The flatbread was certainly homemade, looked good (chargrilled in stripes, a nice touch) but SO oversalted - and I'm someone who loves salt - that it was almost inedible. And the hummus. My friend Rami would have had a fit of apoplexy! I don't think there was much tahini in it, no garlic, minimal lemon juice and a strange, bitty texture....almost separated. I've thought long and hard about the taste and what was wrong. I honestly think that they hadn't cooked the chickpeas.....soaked, yes, but if they'd seen boiling water I'd be very surprised. So weird. I'm just hoping (3 hours on) that there will be no toxic effects - although I obviously didn't eat much.
Salad next....really just an assembly dish, no real skills involved. Pear, blue cheese & walnuts with watercress and mustard dressing. No walnuts. Anywhere. I called the waiter over. "I think they may have forgotten to add the walnuts to my salad?" "yup, highly likely" he laughed and went to the kitchen, returning with a small bowl of nuts fresh out of the packet. Somehow the magic was lost! The beetroot fritters - more tempura really - were the best bit of my meal, although the batter was chewy and slightly tough instead of being crisp and light. The beetroot quarters themselves were lovely and the horseradish went perfectly with their earthy blandness. Hardly a meal, though.
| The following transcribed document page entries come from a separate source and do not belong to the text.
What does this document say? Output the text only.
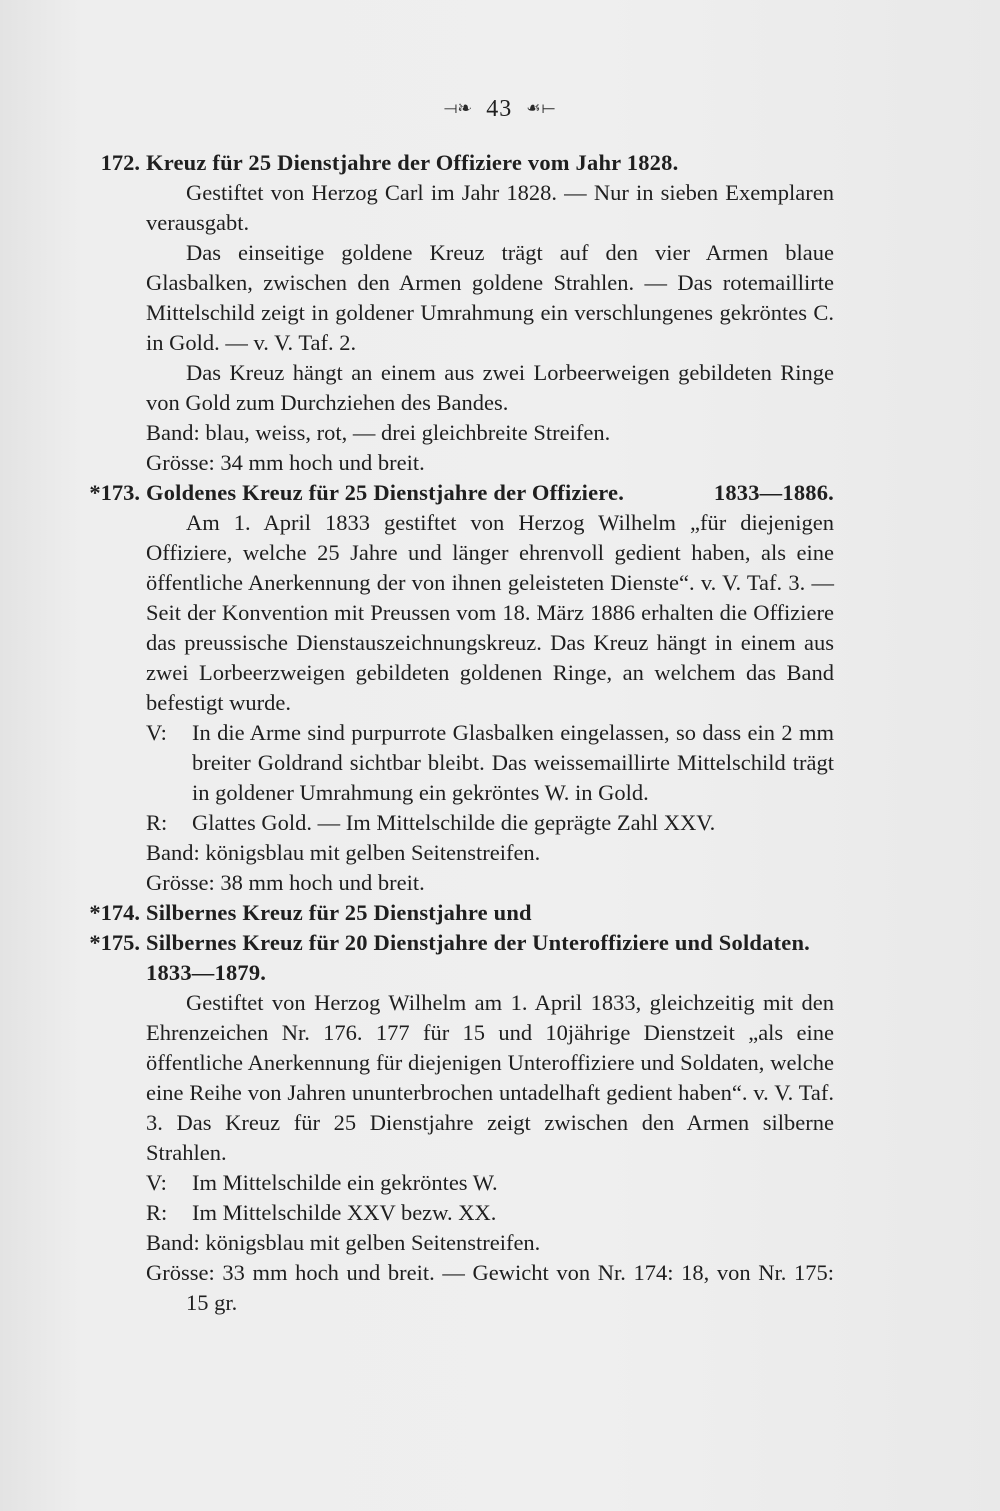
⟞❧ 43 ☙⟝
172. Kreuz für 25 Dienstjahre der Offiziere vom Jahr 1828.

Gestiftet von Herzog Carl im Jahr 1828. — Nur in sieben Exemplaren verausgabt.

Das einseitige goldene Kreuz trägt auf den vier Armen blaue Glasbalken, zwischen den Armen goldene Strahlen. — Das rotemaillirte Mittelschild zeigt in goldener Umrahmung ein verschlungenes gekröntes C. in Gold. — v. V. Taf. 2.

Das Kreuz hängt an einem aus zwei Lorbeerweigen gebildeten Ringe von Gold zum Durchziehen des Bandes.

Band: blau, weiss, rot, — drei gleichbreite Streifen.

Grösse: 34 mm hoch und breit.

*173. Goldenes Kreuz für 25 Dienstjahre der Offiziere.	1833—1886.

Am 1. April 1833 gestiftet von Herzog Wilhelm „für diejenigen Offiziere, welche 25 Jahre und länger ehrenvoll gedient haben, als eine öffentliche Anerkennung der von ihnen geleisteten Dienste“. v. V. Taf. 3. — Seit der Konvention mit Preussen vom 18. März 1886 erhalten die Offiziere das preussische Dienstauszeichnungskreuz. Das Kreuz hängt in einem aus zwei Lorbeerzweigen gebildeten goldenen Ringe, an welchem das Band befestigt wurde.

V:	In die Arme sind purpurrote Glasbalken eingelassen, so dass ein 2 mm breiter Goldrand sichtbar bleibt. Das weissemaillirte Mittelschild trägt in goldener Umrahmung ein gekröntes W. in Gold.
R:	Glattes Gold. — Im Mittelschilde die geprägte Zahl XXV.

Band: königsblau mit gelben Seitenstreifen.

Grösse: 38 mm hoch und breit.

*174. Silbernes Kreuz für 25 Dienstjahre und

*175. Silbernes Kreuz für 20 Dienstjahre der Unteroffiziere und Soldaten. 1833—1879.

Gestiftet von Herzog Wilhelm am 1. April 1833, gleichzeitig mit den Ehrenzeichen Nr. 176. 177 für 15 und 10jährige Dienstzeit „als eine öffentliche Anerkennung für diejenigen Unteroffiziere und Soldaten, welche eine Reihe von Jahren ununterbrochen untadelhaft gedient haben“. v. V. Taf. 3. Das Kreuz für 25 Dienstjahre zeigt zwischen den Armen silberne Strahlen.

V:	Im Mittelschilde ein gekröntes W.
R:	Im Mittelschilde XXV bezw. XX.

Band: königsblau mit gelben Seitenstreifen.

Grösse: 33 mm hoch und breit. — Gewicht von Nr. 174: 18, von Nr. 175: 15 gr.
We didn't have coffee or dessert (we wouldn't usually at lunchtime anyway) but left unsatisfied and frustrated. Great looking building, good location and such a dearth of  other good eating places in this very affluent area so close to London..... but so badly let down by lack of attention to detail and poor kitchen skills. At a time when even wonderful places are having to think of new ways to attract and retain customers, it seems a big mistake to actually repel them like this. We won't be back in a hurry.